Honey PBHoney is an implementation of two variant-identification approaches designed to exploit the high mappability of long reads (i.e., greater than 10,000 bp). PBHoney considers both intra-read discordance and soft-clipped tails of long reads to identify structural variants.
Jelly PBJelly is a highly automated pipeline that aligns long sequencing reads (such as PacBio RS reads or long 454 reads in fasta format) to high-confidence draft assembles. PBJelly fills or reduces as many captured gaps as possible to produce upgraded draft genomes.
MegaDot MegaDot is a large scale dot plotter which is capable of producing dot density plots of tens of megabases of DNA sequence on a modest sized desktop machine, and of entire mammalian chromosomes on server scale computers.
Mercury Mercury is an automated, flexible, and extensible analysis workflow that provides accurate and reproducible genomic results at scales ranging from individuals to large cohorts.
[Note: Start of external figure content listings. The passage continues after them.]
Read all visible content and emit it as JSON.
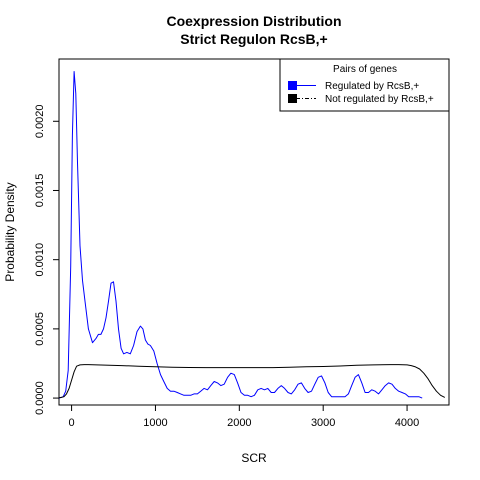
{
  "chart_data": {
    "type": "line",
    "title": "Coexpression Distribution",
    "subtitle": "Strict Regulon RcsB,+",
    "xlabel": "SCR",
    "ylabel": "Probability Density",
    "xlim": [
      -150,
      4500
    ],
    "ylim": [
      -5e-05,
      0.00245
    ],
    "x_ticks": [
      0,
      1000,
      2000,
      3000,
      4000
    ],
    "x_tick_labels": [
      "0",
      "1000",
      "2000",
      "3000",
      "4000"
    ],
    "y_ticks": [
      0,
      0.0005,
      0.001,
      0.0015,
      0.002
    ],
    "y_tick_labels": [
      "0.0000",
      "0.0005",
      "0.0010",
      "0.0015",
      "0.0020"
    ],
    "grid": false,
    "legend": {
      "title": "Pairs of genes",
      "position": "top-right",
      "entries": [
        {
          "label": "Regulated by  RcsB,+",
          "color": "#0000ff",
          "line": "solid"
        },
        {
          "label": "Not regulated by  RcsB,+",
          "color": "#000000",
          "line": "dashdot"
        }
      ]
    },
    "series": [
      {
        "name": "Regulated by  RcsB,+",
        "color": "#0000ff",
        "x": [
          -150,
          -100,
          -70,
          -40,
          -10,
          10,
          30,
          50,
          70,
          100,
          130,
          160,
          200,
          250,
          290,
          320,
          350,
          380,
          410,
          440,
          470,
          500,
          530,
          560,
          590,
          620,
          660,
          700,
          740,
          780,
          820,
          850,
          880,
          910,
          940,
          980,
          1020,
          1060,
          1100,
          1140,
          1180,
          1220,
          1260,
          1300,
          1340,
          1380,
          1420,
          1460,
          1500,
          1540,
          1580,
          1620,
          1660,
          1700,
          1740,
          1780,
          1820,
          1860,
          1900,
          1940,
          1980,
          2020,
          2060,
          2100,
          2140,
          2180,
          2220,
          2260,
          2300,
          2340,
          2380,
          2420,
          2460,
          2500,
          2540,
          2580,
          2620,
          2660,
          2700,
          2740,
          2780,
          2820,
          2860,
          2900,
          2940,
          2980,
          3020,
          3060,
          3100,
          3140,
          3180,
          3220,
          3260,
          3300,
          3340,
          3380,
          3420,
          3460,
          3500,
          3540,
          3580,
          3620,
          3660,
          3700,
          3740,
          3780,
          3820,
          3860,
          3900,
          3940,
          3980,
          4020,
          4060,
          4100,
          4140,
          4180
        ],
        "y": [
          0,
          1e-05,
          5e-05,
          0.0002,
          0.00095,
          0.0019,
          0.00236,
          0.0022,
          0.0017,
          0.0011,
          0.00085,
          0.0007,
          0.0005,
          0.0004,
          0.00043,
          0.00046,
          0.00046,
          0.0005,
          0.00058,
          0.0007,
          0.00083,
          0.00084,
          0.0007,
          0.0005,
          0.00036,
          0.00032,
          0.00033,
          0.00032,
          0.00038,
          0.00048,
          0.00052,
          0.0005,
          0.00042,
          0.00039,
          0.00038,
          0.00034,
          0.00025,
          0.00017,
          0.00012,
          7e-05,
          5e-05,
          5e-05,
          4e-05,
          3e-05,
          2e-05,
          2e-05,
          2e-05,
          3e-05,
          3e-05,
          5e-05,
          7e-05,
          6e-05,
          9e-05,
          0.00012,
          0.00011,
          9e-05,
          0.0001,
          0.00015,
          0.00018,
          0.00017,
          0.00011,
          4e-05,
          2e-05,
          2e-05,
          1e-05,
          2e-05,
          6e-05,
          7e-05,
          6e-05,
          7e-05,
          4e-05,
          4e-05,
          7e-05,
          9e-05,
          7e-05,
          4e-05,
          3e-05,
          6e-05,
          0.0001,
          0.00011,
          7e-05,
          4e-05,
          5e-05,
          0.0001,
          0.00015,
          0.00016,
          0.00011,
          4e-05,
          1e-05,
          1e-05,
          1e-05,
          1e-05,
          1e-05,
          3e-05,
          9e-05,
          0.00015,
          0.00017,
          0.00011,
          4e-05,
          4e-05,
          6e-05,
          5e-05,
          3e-05,
          6e-05,
          9e-05,
          0.00011,
          0.0001,
          7e-05,
          5e-05,
          4e-05,
          3e-05,
          1e-05,
          1e-05,
          1e-05,
          1e-05,
          0.0
        ]
      },
      {
        "name": "Not regulated by  RcsB,+",
        "color": "#000000",
        "x": [
          -150,
          -120,
          -90,
          -60,
          -30,
          0,
          30,
          60,
          100,
          150,
          200,
          300,
          400,
          500,
          600,
          800,
          1000,
          1200,
          1400,
          1600,
          1800,
          2000,
          2200,
          2400,
          2600,
          2800,
          3000,
          3200,
          3400,
          3600,
          3800,
          3900,
          4000,
          4050,
          4100,
          4150,
          4200,
          4250,
          4300,
          4350,
          4400,
          4450
        ],
        "y": [
          2e-06,
          5e-06,
          1e-05,
          3e-05,
          7e-05,
          0.00013,
          0.00019,
          0.00023,
          0.00024,
          0.000242,
          0.000242,
          0.00024,
          0.000238,
          0.000236,
          0.000235,
          0.00023,
          0.000227,
          0.000223,
          0.000221,
          0.00022,
          0.00022,
          0.00022,
          0.00022,
          0.00022,
          0.000223,
          0.000226,
          0.000228,
          0.000232,
          0.000237,
          0.00024,
          0.000242,
          0.000242,
          0.00024,
          0.000235,
          0.000225,
          0.00021,
          0.00018,
          0.00014,
          9e-05,
          5e-05,
          2e-05,
          5e-06
        ]
      }
    ]
  }
}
The local deployment at HGSC handles analysis at terabyte scales, working reliably 24x7 all year round. Instructions to install Mercury on your local infrastructure is described below. Also, we have ported Mercury onto the cloud, to allow researchers to test drive our pipeline without the need to install or configure anything. This is enabled using the DNAnexus platform.
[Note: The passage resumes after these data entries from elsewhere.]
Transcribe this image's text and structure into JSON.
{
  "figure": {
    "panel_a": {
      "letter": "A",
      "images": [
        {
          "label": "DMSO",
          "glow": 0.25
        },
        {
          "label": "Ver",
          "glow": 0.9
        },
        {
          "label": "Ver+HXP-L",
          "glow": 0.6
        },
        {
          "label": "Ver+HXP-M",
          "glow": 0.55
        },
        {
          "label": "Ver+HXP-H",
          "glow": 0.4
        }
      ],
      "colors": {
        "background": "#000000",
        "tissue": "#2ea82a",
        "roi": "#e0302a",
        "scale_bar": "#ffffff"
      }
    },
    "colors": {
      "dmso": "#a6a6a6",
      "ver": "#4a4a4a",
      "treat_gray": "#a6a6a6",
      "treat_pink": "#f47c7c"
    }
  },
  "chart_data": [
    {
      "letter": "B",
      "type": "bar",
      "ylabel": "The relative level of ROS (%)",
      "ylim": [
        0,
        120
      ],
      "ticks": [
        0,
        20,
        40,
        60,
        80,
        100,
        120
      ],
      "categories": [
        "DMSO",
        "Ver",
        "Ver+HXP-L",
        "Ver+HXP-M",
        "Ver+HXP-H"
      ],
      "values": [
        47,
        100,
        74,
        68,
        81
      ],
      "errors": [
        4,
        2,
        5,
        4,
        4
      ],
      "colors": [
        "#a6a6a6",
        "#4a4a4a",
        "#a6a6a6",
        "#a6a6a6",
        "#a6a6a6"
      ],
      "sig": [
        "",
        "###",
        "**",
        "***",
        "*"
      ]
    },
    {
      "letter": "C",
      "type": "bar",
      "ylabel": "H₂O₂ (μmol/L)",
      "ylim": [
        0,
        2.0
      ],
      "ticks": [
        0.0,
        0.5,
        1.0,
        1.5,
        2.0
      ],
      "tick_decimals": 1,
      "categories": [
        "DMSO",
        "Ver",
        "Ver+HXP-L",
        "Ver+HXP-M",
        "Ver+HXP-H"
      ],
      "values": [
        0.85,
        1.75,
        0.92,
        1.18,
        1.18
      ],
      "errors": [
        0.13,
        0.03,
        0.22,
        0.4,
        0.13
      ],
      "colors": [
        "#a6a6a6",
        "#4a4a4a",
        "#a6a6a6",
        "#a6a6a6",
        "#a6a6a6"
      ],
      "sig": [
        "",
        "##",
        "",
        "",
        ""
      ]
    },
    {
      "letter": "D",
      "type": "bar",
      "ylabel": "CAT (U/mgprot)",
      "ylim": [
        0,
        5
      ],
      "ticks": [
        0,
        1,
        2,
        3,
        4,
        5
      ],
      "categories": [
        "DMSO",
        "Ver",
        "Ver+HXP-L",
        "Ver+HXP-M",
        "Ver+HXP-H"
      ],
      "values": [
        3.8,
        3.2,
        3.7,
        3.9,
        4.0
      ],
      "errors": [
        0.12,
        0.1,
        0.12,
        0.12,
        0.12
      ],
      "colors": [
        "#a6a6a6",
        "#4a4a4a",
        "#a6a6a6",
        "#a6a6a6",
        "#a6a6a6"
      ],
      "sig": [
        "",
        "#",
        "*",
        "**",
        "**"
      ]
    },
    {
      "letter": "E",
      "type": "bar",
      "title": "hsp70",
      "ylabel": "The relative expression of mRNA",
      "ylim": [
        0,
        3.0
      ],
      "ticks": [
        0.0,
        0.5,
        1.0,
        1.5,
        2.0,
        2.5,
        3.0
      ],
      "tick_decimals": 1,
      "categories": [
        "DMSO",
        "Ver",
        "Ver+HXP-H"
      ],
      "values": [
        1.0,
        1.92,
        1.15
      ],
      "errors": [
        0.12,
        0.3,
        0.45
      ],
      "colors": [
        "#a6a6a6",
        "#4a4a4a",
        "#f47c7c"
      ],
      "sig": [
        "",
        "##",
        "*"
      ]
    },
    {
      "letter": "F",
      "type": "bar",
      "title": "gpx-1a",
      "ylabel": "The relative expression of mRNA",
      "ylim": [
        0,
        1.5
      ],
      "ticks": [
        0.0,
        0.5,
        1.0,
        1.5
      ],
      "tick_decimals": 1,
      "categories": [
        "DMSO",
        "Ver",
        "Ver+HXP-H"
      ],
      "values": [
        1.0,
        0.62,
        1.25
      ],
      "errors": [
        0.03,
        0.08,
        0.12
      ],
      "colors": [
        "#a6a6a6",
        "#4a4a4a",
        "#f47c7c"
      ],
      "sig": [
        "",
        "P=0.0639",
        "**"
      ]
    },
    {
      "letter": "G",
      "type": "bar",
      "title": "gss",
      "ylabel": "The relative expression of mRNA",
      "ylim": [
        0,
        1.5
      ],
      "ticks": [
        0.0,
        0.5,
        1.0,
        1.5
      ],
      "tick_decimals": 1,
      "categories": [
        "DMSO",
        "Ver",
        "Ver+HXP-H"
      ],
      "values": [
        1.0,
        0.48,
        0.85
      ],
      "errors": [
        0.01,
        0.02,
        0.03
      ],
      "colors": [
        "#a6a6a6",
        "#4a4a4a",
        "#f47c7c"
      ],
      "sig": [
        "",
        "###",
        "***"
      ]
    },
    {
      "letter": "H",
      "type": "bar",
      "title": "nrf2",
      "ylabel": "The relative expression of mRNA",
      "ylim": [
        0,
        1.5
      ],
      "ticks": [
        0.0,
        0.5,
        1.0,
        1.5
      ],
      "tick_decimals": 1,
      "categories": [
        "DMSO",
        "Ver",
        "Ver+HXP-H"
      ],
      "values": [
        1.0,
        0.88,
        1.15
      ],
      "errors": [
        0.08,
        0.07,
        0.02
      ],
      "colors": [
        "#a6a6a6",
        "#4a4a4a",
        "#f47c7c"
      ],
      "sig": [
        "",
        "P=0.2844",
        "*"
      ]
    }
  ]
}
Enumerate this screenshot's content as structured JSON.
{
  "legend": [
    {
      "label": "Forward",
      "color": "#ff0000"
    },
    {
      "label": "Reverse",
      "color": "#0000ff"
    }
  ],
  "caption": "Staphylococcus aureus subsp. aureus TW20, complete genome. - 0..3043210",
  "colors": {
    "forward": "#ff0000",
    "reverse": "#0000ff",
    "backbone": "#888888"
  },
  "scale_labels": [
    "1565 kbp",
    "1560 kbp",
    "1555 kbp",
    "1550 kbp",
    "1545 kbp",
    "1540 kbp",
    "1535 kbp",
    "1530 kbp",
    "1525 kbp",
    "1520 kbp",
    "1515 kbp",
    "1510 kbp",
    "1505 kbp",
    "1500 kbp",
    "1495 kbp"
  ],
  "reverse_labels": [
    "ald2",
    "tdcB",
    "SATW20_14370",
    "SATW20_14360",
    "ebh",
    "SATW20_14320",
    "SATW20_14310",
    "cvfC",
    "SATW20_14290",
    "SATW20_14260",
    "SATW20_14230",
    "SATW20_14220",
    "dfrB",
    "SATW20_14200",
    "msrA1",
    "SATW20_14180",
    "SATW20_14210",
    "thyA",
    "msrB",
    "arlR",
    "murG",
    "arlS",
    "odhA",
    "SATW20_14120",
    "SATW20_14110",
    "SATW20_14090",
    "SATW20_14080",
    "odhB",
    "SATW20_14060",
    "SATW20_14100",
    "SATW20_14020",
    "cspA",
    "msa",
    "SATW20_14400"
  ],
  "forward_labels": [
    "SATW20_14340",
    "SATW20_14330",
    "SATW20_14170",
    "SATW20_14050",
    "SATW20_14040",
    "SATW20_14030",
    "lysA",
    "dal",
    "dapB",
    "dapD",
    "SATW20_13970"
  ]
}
Parliament2 Parliament2 identifies structural variants in a given sample relative to a reference genome. These structural variants cover large deletion events that are called as Deletions of a region, Insertions of a sequence into a region, Duplications of a region, Inversions of a region, or Translocations between two regions in the genome.
Princess Princess is a fast and scalable framework to detect and report haplotype resolved Single Nucleotide Variants (SNV) and Structural Variations (SVs) at scale. It can leverage your cluster environment to speed up the detection which starts with one or many fasta or fastq files.
SimPed SimPed quickly generates haplotype and/or genotype data for large number of marker loci regardless of pedigree structure. The program is written in C and can be run under Windows, Linux, Unix, or Mac OS X. This program has been developed in the laboratory of Suzanne M. Leal, Ph.D.
Sniffles2 A fast structural variant caller for long-read sequencing, Sniffles2 accurately detect SVs on germline, somatic and population-level for PacBio and Oxford Nanopore read data.
SNPTools SNPTools is a suite of tools that enables integrative SNP analysis in next generation sequencing data with large cohorts. It not only calls SNP in a population with high sensitivity and accuracy, but also employs a novel imputation engine to achieve highly accurate genotype calls in an efficient way.
SVCollector SVCollector is an open-source method that optimally selects samples to maximize variant discovery and validation using long read resequencing or PCR-based validation. SVCollector has two modes: selecting those samples that are individually the most diverse or those that collectively capture the largest number of variations.
SVhound SVhound is a framework to predict regions that harbour so far unidentified genotypes of Structural Variations. It uses a population size VCF file as input and reports the probabilities and regions across the population. SVhound was tested and applied to the 1000genomes VCF file and also other data sets.
xAtlas xAtlas is a fast and scalable small variant caller that has been developed at the Baylor College of Medicine Human Genome Sequencing Center.